2016 Conference Presentation
Objective: This presentation explores the dynamics of social innovation in the ‘sector’ of long-term care for elderly people. First, we consider the prevailing logics at the emergence of social innovation. To what extent the social problem solving rationale influences the creation of new and disruptive care services and forms to organise care work? Who are the social innovators and how do they involve in social innovative care? Second, we examine the relevance of main models of scaling (duplication, diversification, cooperation, institutionalisation…) in order to explain real patterns in social innovative care initiatives.

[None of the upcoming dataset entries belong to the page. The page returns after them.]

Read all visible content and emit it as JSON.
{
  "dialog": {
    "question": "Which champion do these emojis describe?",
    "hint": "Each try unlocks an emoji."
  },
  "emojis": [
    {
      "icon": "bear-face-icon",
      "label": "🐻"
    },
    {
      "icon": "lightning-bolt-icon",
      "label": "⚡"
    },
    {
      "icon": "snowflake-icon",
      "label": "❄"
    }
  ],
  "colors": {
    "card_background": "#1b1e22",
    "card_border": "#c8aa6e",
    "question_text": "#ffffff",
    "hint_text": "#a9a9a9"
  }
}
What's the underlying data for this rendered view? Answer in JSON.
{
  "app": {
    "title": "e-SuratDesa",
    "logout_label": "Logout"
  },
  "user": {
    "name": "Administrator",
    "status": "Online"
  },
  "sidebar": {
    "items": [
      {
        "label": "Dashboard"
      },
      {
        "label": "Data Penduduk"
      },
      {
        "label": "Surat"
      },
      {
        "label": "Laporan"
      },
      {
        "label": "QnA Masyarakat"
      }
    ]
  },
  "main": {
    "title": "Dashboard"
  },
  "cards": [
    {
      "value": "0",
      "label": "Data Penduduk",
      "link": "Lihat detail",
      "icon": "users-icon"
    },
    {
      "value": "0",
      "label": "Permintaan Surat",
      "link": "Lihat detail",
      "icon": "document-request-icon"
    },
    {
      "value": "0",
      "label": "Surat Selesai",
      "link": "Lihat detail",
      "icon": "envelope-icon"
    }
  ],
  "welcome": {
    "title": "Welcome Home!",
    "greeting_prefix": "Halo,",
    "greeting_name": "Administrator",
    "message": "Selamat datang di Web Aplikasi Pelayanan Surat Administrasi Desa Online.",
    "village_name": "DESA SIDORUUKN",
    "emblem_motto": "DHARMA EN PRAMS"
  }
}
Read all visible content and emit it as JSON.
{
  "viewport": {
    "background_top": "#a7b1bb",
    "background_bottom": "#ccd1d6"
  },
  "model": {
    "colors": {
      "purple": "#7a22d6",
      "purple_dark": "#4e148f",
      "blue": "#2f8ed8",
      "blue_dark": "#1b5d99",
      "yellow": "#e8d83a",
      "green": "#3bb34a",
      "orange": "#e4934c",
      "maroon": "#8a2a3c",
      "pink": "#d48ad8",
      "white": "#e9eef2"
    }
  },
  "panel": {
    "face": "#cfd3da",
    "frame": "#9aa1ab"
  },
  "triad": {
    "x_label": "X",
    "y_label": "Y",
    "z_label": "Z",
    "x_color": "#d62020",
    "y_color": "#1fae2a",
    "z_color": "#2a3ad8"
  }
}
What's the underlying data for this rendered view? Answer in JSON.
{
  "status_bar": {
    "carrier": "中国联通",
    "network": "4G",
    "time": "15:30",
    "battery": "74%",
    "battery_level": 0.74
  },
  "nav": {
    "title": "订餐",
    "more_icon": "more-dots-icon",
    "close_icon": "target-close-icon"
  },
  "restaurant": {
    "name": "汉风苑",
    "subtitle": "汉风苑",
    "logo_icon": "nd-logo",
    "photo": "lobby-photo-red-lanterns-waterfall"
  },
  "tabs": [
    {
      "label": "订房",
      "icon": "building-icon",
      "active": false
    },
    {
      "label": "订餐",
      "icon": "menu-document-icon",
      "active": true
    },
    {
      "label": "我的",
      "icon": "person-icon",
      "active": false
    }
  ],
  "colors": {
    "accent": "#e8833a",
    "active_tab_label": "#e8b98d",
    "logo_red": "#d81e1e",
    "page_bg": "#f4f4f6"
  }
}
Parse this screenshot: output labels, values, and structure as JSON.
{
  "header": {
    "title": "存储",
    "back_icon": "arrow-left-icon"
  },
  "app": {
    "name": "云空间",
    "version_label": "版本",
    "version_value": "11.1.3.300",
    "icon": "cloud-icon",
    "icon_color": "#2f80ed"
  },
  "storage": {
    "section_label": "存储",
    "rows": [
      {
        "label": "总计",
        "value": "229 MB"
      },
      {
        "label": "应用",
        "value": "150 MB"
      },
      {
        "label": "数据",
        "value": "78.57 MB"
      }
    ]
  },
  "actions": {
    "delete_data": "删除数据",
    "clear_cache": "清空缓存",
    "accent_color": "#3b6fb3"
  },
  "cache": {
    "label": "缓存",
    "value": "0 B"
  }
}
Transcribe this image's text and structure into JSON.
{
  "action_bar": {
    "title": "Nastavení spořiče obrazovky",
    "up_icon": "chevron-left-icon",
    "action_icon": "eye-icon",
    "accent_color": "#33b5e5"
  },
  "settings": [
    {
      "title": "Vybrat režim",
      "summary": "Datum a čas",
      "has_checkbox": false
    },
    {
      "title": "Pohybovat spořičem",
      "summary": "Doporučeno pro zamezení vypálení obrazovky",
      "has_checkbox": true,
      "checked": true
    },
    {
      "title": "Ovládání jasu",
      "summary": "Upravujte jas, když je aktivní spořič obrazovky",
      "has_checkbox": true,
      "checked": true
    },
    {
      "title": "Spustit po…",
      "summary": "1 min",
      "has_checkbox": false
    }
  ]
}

Data and methods: Our analysis is based on empirical evidence from Wallonia and Brussels. Three main research methods are used. First, case studies are identified and selected through the Delphi method. Indeed, a pool of experts participates in a consensus building process aiming to define the ‘sample’ of case studies. The ‘sample’ includes 14 cases (not for profit projects/organisations) from different care ‘domains’ (adapted housing, community based initiatives, respite care, accompaniment and psychological support, multidisciplinary approaches and technological social innovations). 3 of the 14 projects target issues related to the Alzheimer disease.
We combine two data collection methods in order to study the dynamics of social innovation. Documentary research gives us an indirect access of what happened at previous times along the social innovative process. We collect internal (legal status, annual activity reports, board resolutions, training and implementation manuals, subsidy application forms, newsletters, advertising…) as well as external documents (consultancy reports, press articles…). Our multidisciplinary research team (socioeconomics and public health) also conduct in-depth interviews with social innovators. We code both kinds of data, documents and interviews, in the same thematic template.
Results: Our preliminary results suggest that internal resources and proximity are key factors explaining the dynamics of emergence. Patterns of scaling are diverse, non-lineal and highly dependent on public funding and regulations.
Policy implications: Structural funding rather than facultative is urged by social innovators to be able to scale their social innovative care practices. Local public authorities (communes, provinces, régions) are particularly challenged by trends in social innovative care.